Lindiwe is a researcher, teacher, film curator, and filmmaker. Her most recent films are the documentaries 'Out of the Box: The Screen Worlds of Judy Kibinge' (2023) and 'From One Woman to Another: The Screen Worlds of Bongiwe Selane' (2023). These films were nominated for Best Educational Film at the 2023 Learning on Screen Awards in the UK, and have screened at festivals, events, and universities around the world (including in Nairobi, Dakar, New York, San Francisco, Los Angeles, Leeds and Bournemouth). They are available to view on the Screen Worlds website at https://screenworlds.org/films/. They explore the work of two of Africa's leading filmmakers, and are examples of Lindiwe's passion for creative practice research, and are complemented by her current written research on women filmmakers, feminist filmmaking, and ethical leadership.

In the past Lindiwe has made film adaptations of literature (for example, of Olive Schreiner and Vladimir Nabokov’s writing), and film adaptation and cultural appropriation are also topics she has reflected on in depth in her research – in her first book, 'African Film and Literature' (Columbia UP, 2009), as well as in numerous journal articles and book chapters.

As a film festival founder, director and curator, Lindiwe has been instrumental in raising the profile and visibility of African film in the UK. She was the Co-Founder of Film Africa, for which she was also the Co-Director and the Film Programme Director in 2011 and 2012, and remains on the Advisory Board; and she co-founded the Cambridge African Film Festival, which she directed and curated for many years.
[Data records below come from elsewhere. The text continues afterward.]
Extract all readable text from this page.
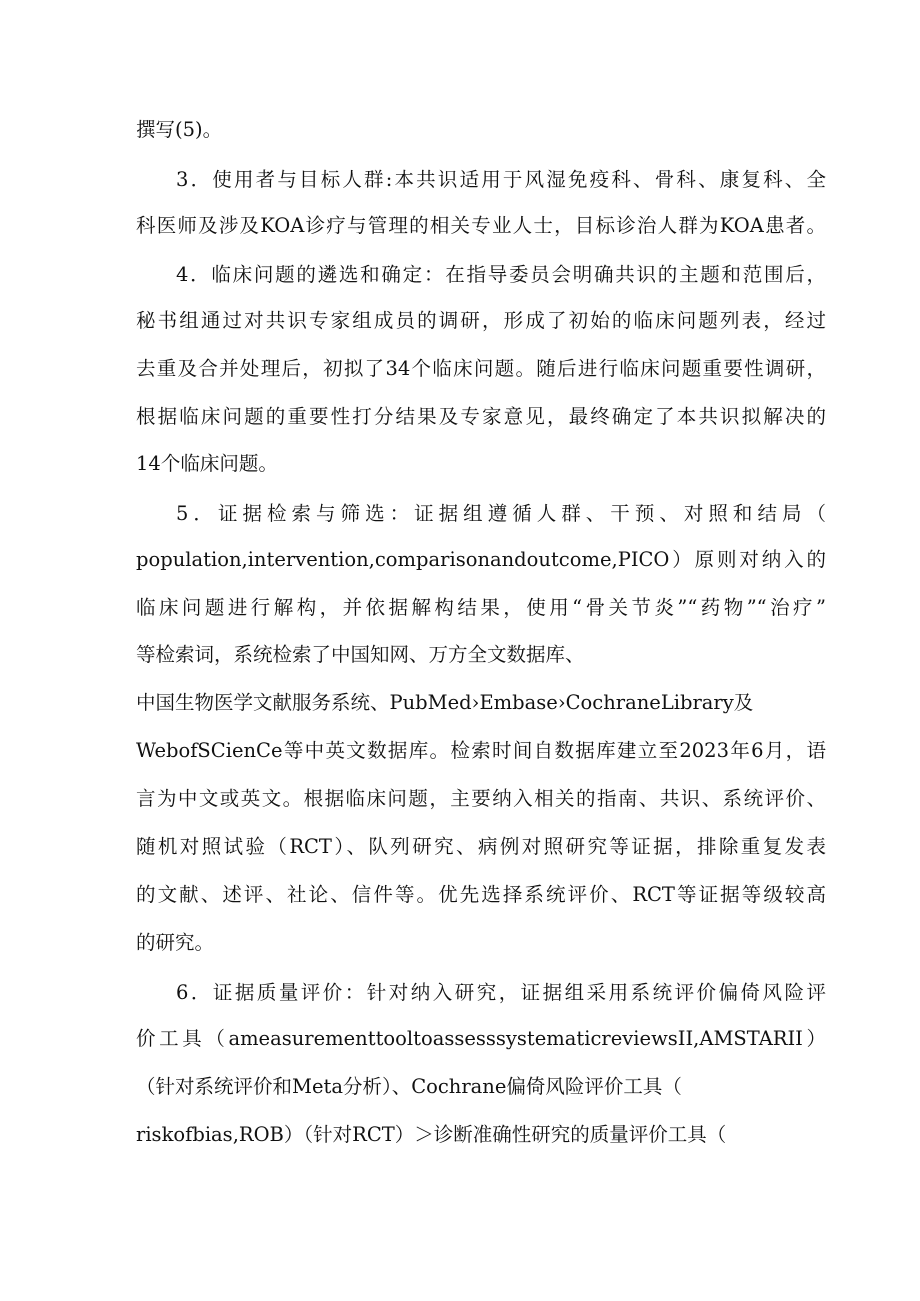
撰写(5)。
3．使用者与目标人群:本共识适用于风湿免疫科、骨科、康复科、全
科医师及涉及KOA诊疗与管理的相关专业人士，目标诊治人群为KOA患者。
4．临床问题的遴选和确定：在指导委员会明确共识的主题和范围后，
秘书组通过对共识专家组成员的调研，形成了初始的临床问题列表，经过
去重及合并处理后，初拟了34个临床问题。随后进行临床问题重要性调研，
根据临床问题的重要性打分结果及专家意见，最终确定了本共识拟解决的
14个临床问题。
5．证据检索与筛选：证据组遵循人群、干预、对照和结局（
population,intervention,comparisonandoutcome,PICO）原则对纳入的
临床问题进行解构，并依据解构结果，使用“骨关节炎”“药物”“治疗”
等检索词，系统检索了中国知网、万方全文数据库、
中国生物医学文献服务系统、PubMed›Embase›CochraneLibrary及
WebofSCienCe等中英文数据库。检索时间自数据库建立至2023年6月，语
言为中文或英文。根据临床问题，主要纳入相关的指南、共识、系统评价、
随机对照试验（RCT）、队列研究、病例对照研究等证据，排除重复发表
的文献、述评、社论、信件等。优先选择系统评价、RCT等证据等级较高
的研究。
6．证据质量评价：针对纳入研究，证据组采用系统评价偏倚风险评
价工具（ameasurementtooltoassesssystematicreviewsII,AMSTARII）
（针对系统评价和Meta分析）、Cochrane偏倚风险评价工具（
riskofbias,ROB）（针对RCT）＞诊断准确性研究的质量评价工具（
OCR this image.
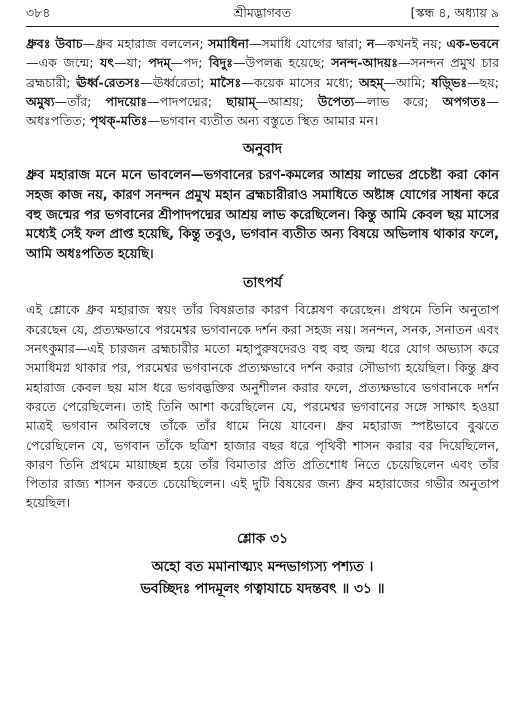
৩৮৪	শ্রীমদ্ভাগবত	[স্কন্ধ ৪, অধ্যায় ৯

ধ্রুবঃ উবাচ—ধ্রুব মহারাজ বললেন; সমাধিনা—সমাধি যোগের দ্বারা; ন—কখনই নয়; এক-ভবনে—এক জন্মে; যৎ—যা; পদম্—পদ; বিদুঃ—উপলব্ধ হয়েছে; সনন্দ-আদয়ঃ—সনন্দন প্রমুখ চার ব্রহ্মচারী; ঊর্ধ্ব-রেতসঃ—ঊর্ধ্বরেতা; মাসৈঃ—কয়েক মাসের মধ্যে; অহম্—আমি; ষড়্ভিঃ—ছয়; অমুষ্য—তাঁর; পাদয়োঃ—পাদপদ্মের; ছায়াম্—আশ্রয়; উপেত্য—লাভ করে; অপগতঃ—অধঃপতিত; পৃথক্-মতিঃ—ভগবান ব্যতীত অন্য বস্তুতে স্থিত আমার মন।

অনুবাদ

ধ্রুব মহারাজ মনে মনে ভাবলেন—ভগবানের চরণ-কমলের আশ্রয় লাভের প্রচেষ্টা করা কোন সহজ কাজ নয়, কারণ সনন্দন প্রমুখ মহান ব্রহ্মচারীরাও সমাধিতে অষ্টাঙ্গ যোগের সাধনা করে বহু জন্মের পর ভগবানের শ্রীপাদপদ্মের আশ্রয় লাভ করেছিলেন। কিন্তু আমি কেবল ছয় মাসের মধ্যেই সেই ফল প্রাপ্ত হয়েছি, কিন্তু তবুও, ভগবান ব্যতীত অন্য বিষয়ে অভিলাষ থাকার ফলে, আমি অধঃপতিত হয়েছি।

তাৎপর্য

এই শ্লোকে ধ্রুব মহারাজ স্বয়ং তাঁর বিষণ্ণতার কারণ বিশ্লেষণ করেছেন। প্রথমে তিনি অনুতাপ করেছেন যে, প্রত্যক্ষভাবে পরমেশ্বর ভগবানকে দর্শন করা সহজ নয়। সনন্দন, সনক, সনাতন এবং সনৎকুমার—এই চারজন ব্রহ্মচারীর মতো মহাপুরুষদেরও বহু বহু জন্ম ধরে যোগ অভ্যাস করে সমাধিমগ্ন থাকার পর, পরমেশ্বর ভগবানকে প্রত্যক্ষভাবে দর্শন করার সৌভাগ্য হয়েছিল। কিন্তু ধ্রুব মহারাজ কেবল ছয় মাস ধরে ভগবদ্ভক্তির অনুশীলন করার ফলে, প্রত্যক্ষভাবে ভগবানকে দর্শন করতে পেরেছিলেন। তাই তিনি আশা করেছিলেন যে, পরমেশ্বর ভগবানের সঙ্গে সাক্ষাৎ হওয়া মাত্রই ভগবান অবিলম্বে তাঁকে তাঁর ধামে নিয়ে যাবেন। ধ্রুব মহারাজ স্পষ্টভাবে বুঝতে পেরেছিলেন যে, ভগবান তাঁকে ছত্রিশ হাজার বছর ধরে পৃথিবী শাসন করার বর দিয়েছিলেন, কারণ তিনি প্রথমে মায়াচ্ছন্ন হয়ে তাঁর বিমাতার প্রতি প্রতিশোধ নিতে চেয়েছিলেন এবং তাঁর পিতার রাজ্য শাসন করতে চেয়েছিলেন। এই দুটি বিষয়ের জন্য ধ্রুব মহারাজের গভীর অনুতাপ হয়েছিল।

শ্লোক ৩১
অহো বত মমানাত্ম্যং মন্দভাগ্যস্য পশ্যত ।
ভবচ্ছিদঃ পাদমূলং গত্বাযাচে যদন্তবৎ ॥ ৩১ ॥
With colleagues Lindiwe has also co-curated film seasons exploring the similarities and differences between film cultures and industries in different parts of the world. She has combined in-depth research into the exhibition, circulation, and curation of film with reflections on her own experiences of founding, directing, and curating film festivals, most notably in her book 'Curating Africa in the Age of Film Festivals' (Palgrave Macmillan, 2015), and in articles in journals such as Screen, Cinema Journal, Scope, Jump Cut, Journal of African Cultural Studies, and Feminist Africa.

Lindiwe was born in South Africa, and moved seven times between South Africa and Australia as a child. She then won scholarships to study at Harvard University, where she graduated with a BA Honors in 2001 (in Film Theory and Production, and English Literature), and at the University of Cambridge, where she graduated with a PhD in 2005 (in African Cinema and Literature).

Lindiwe has been the recipient of numerous awards, including a 2010 Choice Outstanding Academic Title Award, the 2011 SOAS Director's Teaching Prize, and a 2011 Philip Leverhulme Prize for outstanding scholarship. She is a Senior Fellow of the Higher Education Academy, and was a keynote speaker for the Aurora Women’s Leadership Development programme in 2022 and 2023.